„Internationaler Strafgerichtshof und Friedensverhandlungen in Kolumbien – ein Widerspruch?“

Berlin, am Donnerstag, 22. November 2012 um 19.00 Uhr

hiermit möchten wir Sie / Euch herzlich zu unserer nächsten Veranstaltung

mit

Alirio Uribe von der kolumbianischen Menschenrechtsorganisation CAJAR
Emiro Goyenche
, Bruder eines ermordeten Gewerkschafters
Michael Windfuhr
, Deutsches Institut für Menschenrechte
Wolfgang Kaleck
, ECCHR
Moderation:
Alexandra Huck, kolko – Menschenrechte für Kolumbien e.V.
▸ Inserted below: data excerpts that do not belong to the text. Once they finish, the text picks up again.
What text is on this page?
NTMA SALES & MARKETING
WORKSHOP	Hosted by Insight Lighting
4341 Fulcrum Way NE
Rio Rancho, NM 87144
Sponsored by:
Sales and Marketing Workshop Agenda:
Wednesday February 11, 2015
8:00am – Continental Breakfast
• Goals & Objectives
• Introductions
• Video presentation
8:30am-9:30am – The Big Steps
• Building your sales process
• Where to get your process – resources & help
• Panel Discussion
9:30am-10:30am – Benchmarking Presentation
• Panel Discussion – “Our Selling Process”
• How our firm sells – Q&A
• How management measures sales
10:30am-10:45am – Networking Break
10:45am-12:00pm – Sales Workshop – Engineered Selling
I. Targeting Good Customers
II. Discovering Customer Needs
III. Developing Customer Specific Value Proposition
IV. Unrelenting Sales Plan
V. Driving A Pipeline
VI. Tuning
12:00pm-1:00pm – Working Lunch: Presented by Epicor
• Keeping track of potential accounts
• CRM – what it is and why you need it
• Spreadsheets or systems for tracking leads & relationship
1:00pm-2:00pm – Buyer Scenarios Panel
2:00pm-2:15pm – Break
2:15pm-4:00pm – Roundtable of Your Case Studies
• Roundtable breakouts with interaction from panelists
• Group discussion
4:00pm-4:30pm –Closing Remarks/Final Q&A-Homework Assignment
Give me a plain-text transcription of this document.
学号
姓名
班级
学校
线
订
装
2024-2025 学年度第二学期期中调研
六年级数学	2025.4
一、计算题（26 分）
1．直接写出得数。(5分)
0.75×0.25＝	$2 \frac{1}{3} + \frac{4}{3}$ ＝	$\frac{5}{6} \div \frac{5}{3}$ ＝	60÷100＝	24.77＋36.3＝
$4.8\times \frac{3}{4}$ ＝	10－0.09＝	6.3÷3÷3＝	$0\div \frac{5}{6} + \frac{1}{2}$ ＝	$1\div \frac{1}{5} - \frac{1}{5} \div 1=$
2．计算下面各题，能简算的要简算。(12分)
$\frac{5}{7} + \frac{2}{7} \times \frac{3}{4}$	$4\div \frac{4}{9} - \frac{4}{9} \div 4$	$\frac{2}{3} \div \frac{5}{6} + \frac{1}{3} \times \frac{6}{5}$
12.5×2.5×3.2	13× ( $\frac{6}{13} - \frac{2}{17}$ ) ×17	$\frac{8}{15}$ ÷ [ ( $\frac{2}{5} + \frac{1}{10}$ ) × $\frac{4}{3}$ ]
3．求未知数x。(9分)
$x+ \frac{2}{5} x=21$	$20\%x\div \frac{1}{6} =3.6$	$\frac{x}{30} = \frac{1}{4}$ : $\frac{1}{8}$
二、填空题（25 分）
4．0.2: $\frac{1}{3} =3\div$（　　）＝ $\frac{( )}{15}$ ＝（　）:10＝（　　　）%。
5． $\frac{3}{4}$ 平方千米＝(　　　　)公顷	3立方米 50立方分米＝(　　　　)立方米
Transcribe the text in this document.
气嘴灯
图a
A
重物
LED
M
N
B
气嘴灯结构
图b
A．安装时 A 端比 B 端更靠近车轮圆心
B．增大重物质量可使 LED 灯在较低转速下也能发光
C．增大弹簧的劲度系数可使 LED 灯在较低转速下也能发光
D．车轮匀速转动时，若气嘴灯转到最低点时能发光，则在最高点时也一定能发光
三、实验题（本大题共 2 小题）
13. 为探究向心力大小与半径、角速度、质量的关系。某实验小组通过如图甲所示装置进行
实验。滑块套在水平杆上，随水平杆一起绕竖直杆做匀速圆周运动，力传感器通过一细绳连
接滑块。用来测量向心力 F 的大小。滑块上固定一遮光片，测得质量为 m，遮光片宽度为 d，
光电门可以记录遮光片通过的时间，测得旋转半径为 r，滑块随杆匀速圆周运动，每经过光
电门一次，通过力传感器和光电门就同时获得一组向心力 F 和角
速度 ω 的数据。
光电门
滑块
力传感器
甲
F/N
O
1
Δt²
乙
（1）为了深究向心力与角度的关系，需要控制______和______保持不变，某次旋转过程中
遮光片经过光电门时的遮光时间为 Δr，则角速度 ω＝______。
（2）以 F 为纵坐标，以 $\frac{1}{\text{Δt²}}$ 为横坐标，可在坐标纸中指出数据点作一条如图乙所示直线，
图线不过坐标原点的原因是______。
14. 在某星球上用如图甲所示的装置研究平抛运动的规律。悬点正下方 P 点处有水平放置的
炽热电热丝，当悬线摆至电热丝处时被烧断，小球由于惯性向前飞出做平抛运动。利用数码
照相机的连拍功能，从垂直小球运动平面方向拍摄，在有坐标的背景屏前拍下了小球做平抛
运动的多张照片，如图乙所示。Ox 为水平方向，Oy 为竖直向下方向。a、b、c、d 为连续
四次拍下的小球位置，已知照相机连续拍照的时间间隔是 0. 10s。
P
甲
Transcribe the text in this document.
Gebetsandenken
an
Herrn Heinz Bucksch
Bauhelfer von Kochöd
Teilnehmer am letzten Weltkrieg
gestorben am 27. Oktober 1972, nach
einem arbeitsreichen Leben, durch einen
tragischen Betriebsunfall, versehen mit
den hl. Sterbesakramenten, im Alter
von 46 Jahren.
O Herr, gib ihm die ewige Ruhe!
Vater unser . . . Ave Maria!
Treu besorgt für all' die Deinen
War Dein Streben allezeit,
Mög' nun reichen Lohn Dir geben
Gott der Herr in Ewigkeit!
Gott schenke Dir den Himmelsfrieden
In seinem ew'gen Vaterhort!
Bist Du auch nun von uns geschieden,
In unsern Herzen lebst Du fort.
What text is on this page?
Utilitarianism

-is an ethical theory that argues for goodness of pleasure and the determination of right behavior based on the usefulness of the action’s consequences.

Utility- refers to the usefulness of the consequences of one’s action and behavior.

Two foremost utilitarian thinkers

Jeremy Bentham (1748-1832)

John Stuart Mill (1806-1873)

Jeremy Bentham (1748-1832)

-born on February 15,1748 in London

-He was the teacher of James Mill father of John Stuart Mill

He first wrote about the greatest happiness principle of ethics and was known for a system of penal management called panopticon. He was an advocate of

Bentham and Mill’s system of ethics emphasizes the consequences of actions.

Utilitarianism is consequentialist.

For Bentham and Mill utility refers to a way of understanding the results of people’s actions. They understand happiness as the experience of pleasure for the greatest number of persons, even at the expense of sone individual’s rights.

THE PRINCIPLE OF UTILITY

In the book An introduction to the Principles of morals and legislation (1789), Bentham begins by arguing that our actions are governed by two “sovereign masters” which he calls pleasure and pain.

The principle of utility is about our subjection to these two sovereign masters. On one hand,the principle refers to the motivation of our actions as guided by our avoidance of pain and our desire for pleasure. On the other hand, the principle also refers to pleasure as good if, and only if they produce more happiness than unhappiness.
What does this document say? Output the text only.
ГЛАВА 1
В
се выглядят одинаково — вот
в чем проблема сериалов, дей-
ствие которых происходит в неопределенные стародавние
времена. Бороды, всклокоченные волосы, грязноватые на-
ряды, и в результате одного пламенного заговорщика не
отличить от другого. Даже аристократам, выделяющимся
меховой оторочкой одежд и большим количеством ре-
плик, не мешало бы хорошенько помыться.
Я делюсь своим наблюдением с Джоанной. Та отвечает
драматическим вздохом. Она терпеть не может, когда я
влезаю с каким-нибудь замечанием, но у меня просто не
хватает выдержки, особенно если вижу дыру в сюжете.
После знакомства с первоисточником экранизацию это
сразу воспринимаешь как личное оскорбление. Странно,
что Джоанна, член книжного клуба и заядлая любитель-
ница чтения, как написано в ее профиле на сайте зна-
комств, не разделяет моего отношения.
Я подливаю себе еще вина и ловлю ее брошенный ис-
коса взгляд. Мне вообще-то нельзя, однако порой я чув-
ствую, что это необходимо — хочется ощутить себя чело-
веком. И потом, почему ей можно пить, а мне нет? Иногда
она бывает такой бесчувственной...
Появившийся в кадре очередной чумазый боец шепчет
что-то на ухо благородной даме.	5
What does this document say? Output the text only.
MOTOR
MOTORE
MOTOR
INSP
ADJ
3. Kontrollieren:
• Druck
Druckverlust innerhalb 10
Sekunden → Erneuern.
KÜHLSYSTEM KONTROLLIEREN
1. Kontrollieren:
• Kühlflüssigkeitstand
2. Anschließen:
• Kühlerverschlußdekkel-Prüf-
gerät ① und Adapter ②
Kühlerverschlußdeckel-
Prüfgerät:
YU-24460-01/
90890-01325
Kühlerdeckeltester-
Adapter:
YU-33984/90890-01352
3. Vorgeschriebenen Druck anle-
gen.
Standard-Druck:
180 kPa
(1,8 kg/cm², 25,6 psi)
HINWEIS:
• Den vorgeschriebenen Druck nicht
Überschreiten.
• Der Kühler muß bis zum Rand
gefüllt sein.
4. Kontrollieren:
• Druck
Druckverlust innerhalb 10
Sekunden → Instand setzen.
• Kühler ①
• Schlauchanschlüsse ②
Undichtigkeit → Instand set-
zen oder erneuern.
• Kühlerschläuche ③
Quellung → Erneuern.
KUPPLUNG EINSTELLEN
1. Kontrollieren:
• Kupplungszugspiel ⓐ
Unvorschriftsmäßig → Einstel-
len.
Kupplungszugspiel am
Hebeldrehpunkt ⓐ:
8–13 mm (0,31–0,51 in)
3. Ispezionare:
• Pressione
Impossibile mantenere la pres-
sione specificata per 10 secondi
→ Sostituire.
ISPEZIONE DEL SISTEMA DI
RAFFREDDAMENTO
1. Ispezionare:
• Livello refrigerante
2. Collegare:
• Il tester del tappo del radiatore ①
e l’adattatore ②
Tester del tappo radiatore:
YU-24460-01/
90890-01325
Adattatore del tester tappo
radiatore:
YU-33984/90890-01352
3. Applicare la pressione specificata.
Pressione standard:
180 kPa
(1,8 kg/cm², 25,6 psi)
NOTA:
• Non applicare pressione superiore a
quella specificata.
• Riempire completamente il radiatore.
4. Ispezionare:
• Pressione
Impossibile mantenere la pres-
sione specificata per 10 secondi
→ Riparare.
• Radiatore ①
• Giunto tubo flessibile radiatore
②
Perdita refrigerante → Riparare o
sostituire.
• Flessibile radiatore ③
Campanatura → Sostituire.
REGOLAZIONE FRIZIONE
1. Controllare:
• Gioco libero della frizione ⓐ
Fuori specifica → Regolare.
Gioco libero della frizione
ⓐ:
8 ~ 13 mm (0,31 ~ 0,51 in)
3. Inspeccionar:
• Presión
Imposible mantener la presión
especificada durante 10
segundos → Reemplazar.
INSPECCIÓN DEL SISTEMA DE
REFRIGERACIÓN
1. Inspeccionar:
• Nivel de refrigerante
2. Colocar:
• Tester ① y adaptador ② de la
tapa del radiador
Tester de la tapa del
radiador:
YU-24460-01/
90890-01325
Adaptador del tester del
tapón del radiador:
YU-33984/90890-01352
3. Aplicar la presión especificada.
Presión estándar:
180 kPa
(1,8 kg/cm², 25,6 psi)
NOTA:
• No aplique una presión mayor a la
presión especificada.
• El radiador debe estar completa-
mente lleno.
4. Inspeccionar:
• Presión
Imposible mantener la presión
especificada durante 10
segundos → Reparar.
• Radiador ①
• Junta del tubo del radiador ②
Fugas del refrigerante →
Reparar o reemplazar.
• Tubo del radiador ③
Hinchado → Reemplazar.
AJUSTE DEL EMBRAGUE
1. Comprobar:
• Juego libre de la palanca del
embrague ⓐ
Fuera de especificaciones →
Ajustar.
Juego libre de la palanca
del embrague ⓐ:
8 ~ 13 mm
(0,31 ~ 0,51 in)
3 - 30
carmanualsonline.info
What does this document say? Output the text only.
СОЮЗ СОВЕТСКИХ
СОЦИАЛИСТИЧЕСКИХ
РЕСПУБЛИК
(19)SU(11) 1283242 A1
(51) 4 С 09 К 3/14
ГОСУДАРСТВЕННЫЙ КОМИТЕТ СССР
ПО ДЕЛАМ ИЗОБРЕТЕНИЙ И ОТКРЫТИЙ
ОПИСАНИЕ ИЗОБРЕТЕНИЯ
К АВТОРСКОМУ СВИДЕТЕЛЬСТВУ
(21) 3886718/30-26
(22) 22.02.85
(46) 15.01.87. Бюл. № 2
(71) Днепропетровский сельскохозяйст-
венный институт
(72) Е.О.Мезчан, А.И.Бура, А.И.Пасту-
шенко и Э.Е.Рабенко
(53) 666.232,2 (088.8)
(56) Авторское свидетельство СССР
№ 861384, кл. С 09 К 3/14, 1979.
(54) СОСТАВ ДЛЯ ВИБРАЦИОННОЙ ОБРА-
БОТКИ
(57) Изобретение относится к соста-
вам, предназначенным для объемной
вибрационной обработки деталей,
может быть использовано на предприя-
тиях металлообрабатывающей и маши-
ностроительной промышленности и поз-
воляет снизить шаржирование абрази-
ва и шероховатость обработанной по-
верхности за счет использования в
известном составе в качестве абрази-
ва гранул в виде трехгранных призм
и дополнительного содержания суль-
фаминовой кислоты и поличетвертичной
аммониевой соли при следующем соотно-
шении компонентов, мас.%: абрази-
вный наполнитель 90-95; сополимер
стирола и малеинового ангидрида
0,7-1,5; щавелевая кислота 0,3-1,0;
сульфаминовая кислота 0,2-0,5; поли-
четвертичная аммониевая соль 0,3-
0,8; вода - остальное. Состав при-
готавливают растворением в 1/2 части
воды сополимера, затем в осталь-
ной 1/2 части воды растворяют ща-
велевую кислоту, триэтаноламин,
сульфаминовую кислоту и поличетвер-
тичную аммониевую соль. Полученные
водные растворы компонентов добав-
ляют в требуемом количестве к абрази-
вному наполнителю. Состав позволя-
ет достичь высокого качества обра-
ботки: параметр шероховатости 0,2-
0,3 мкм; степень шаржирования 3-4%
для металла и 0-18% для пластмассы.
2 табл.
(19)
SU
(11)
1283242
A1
mit Übersetzung ins Deutsche

im Robert-Havemann-Saal, Haus der Demokratie und Menschenrechte,

(Greifswalder Straße 4, 10405 Berlin) einladen.

Es ist menschenrechtspolitisch eine zentrale Frage von Postkonfliktsituationen, in welchem Verhältnis die Dynamik von Friedensprozessen, Vergeben und Amnestie mit dem berechtigten Wunsch vieler Opfer der ehemaligen Konflikte nach lückenloser Aufklärung, möglicher Bestrafung und Wiedergutmachung steht. Kolumbien wird das nächste Land sein, das auf diese Herausforderung gute Antworten finden muss, nachdem die kolumbianische Regierung und die FARC-Guerilla am 15. Oktober 2012 Friedensverhandlungen vereinbart haben, die am 19. November 2012 in Havanna beginnen. Die mögliche Beendigung des seit fast fünfzig Jahren andauernden bewaffneten Konfliktes hat Hoffnungen bei der kolumbianischen Bevölkerung geweckt. Ein zuvor verabschiedeter „Rechtsrahmen für den Frieden“ ermöglicht Amnestie für Verbrechen von Guerilla, Paramilitärs und Angehörigen der staatlichen Sicherheitskräfte.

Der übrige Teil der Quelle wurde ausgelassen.